Engineering Contradictions & Design Principles
Engineering Contradiction Analysis
1Measurement precision
If a tool processes a large number of parameter values for automatic classification, then the accuracy of condition analysis is improved when all parameters are available, but the tool becomes incapable of analyzing assets when not all required parameter values are available
Solution Approach 1:
The system performs preliminary actions by training multiple classification models in advance, each specialized for different subsets of parameters. This allows the system to quickly select an appropriate pre-trained model when data is missing, rather than attempting to process incomplete data with a single comprehensive model.
Solution Approach 2:
The classification task is segmented into multiple specialized models, each handling specific parameter combinations. This segmentation allows the system to match the available data subset with the most appropriate model, improving both accuracy and adaptability to missing data scenarios.
2Reliability
If historical data is used to train a tool for processing multiple parameter values, then the training accuracy is improved, but the training process becomes challenging when historical data contains incomplete parameter values for most assets
Solution Approach 1:
The training process is segmented into multiple independent model training tasks.

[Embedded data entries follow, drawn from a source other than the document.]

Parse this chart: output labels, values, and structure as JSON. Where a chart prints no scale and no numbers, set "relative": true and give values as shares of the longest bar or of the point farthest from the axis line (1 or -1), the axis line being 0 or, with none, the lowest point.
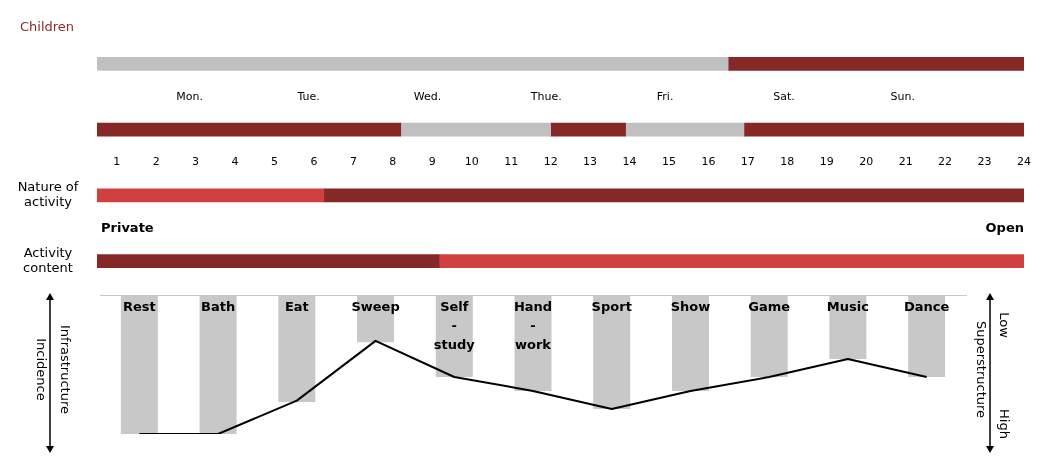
{
  "chart_data": [
    {
      "type": "bar",
      "orientation": "horizontal",
      "title": "Children",
      "categories": [
        null,
        null,
        "Nature of\nactivity",
        "Activity\ncontent"
      ],
      "xlim": [
        0.5,
        24
      ],
      "xticks": [
        1,
        2,
        3,
        4,
        5,
        6,
        7,
        8,
        9,
        10,
        11,
        12,
        13,
        14,
        15,
        16,
        17,
        18,
        19,
        20,
        21,
        22,
        23,
        24
      ],
      "series": [
        {
          "base": [
            0.5,
            0.5,
            0.5,
            0.5
          ],
          "values": [
            16,
            7.7,
            5.75,
            8.67
          ],
          "colors": [
            "#c0c0c0",
            "#862828",
            "#d04040",
            "#862828"
          ]
        },
        {
          "base": [
            16.5,
            8.2,
            6.25,
            9.17
          ],
          "values": [
            7.5,
            3.8,
            17.75,
            14.83
          ],
          "colors": [
            "#862828",
            "#c0c0c0",
            "#862828",
            "#d04040"
          ]
        },
        {
          "base": [
            null,
            12,
            null,
            null
          ],
          "values": [
            null,
            1.9,
            null,
            null
          ],
          "colors": [
            null,
            "#862828",
            null,
            null
          ]
        },
        {
          "base": [
            null,
            13.9,
            null,
            null
          ],
          "values": [
            null,
            3,
            null,
            null
          ],
          "colors": [
            null,
            "#c0c0c0",
            null,
            null
          ]
        },
        {
          "base": [
            null,
            16.9,
            null,
            null
          ],
          "values": [
            null,
            7.1,
            null,
            null
          ],
          "colors": [
            null,
            "#862828",
            null,
            null
          ]
        }
      ],
      "annotations": [
        "Private",
        "Open",
        "Mon.",
        "Tue.",
        "Wed.",
        "Thue.",
        "Fri.",
        "Sat.",
        "Sun."
      ]
    },
    {
      "type": "bar",
      "relative": true,
      "categories": [
        "Rest",
        "Bath",
        "Eat",
        "Sweep",
        "Self\n-\nstudy",
        "Hand\n-\nwork",
        "Sport",
        "Show",
        "Game",
        "Music",
        "Dance"
      ],
      "ylabel": "Infrastructure\nIncidence",
      "y2label": "Superstructure",
      "series": [
        {
          "color": "#c8c8c8",
          "values": [
            -1,
            -1,
            -0.77,
            -0.34,
            -0.59,
            -0.69,
            -0.82,
            -0.69,
            -0.59,
            -0.46,
            -0.59
          ]
        },
        {
          "type": "line",
          "color": "#000000",
          "marker": "none",
          "values": [
            -1,
            -1,
            -0.76,
            -0.33,
            -0.59,
            -0.69,
            -0.82,
            -0.69,
            -0.59,
            -0.46,
            -0.59
          ]
        }
      ],
      "annotations": [
        "Low",
        "High"
      ]
    }
  ]
}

Each model is trained on a specific subset of historical data that contains complete values for its required parameters, eliminating the complexity of handling incomplete data in a single training process.
Solution Approach 2:
The system trains multiple models with varying degrees of parameter coverage, including some models trained on subsets of parameters. This partial action approach ensures that even if not all parameters are available, there exists a model trained specifically for that parameter subset, maintaining training reliability.
Data Source
AI summary
Methods and devices for a condition classification of a power network asset of a power network asset are disclosed. The methods and devices may combine an automatic classification procedure with a missing data replacement procedure.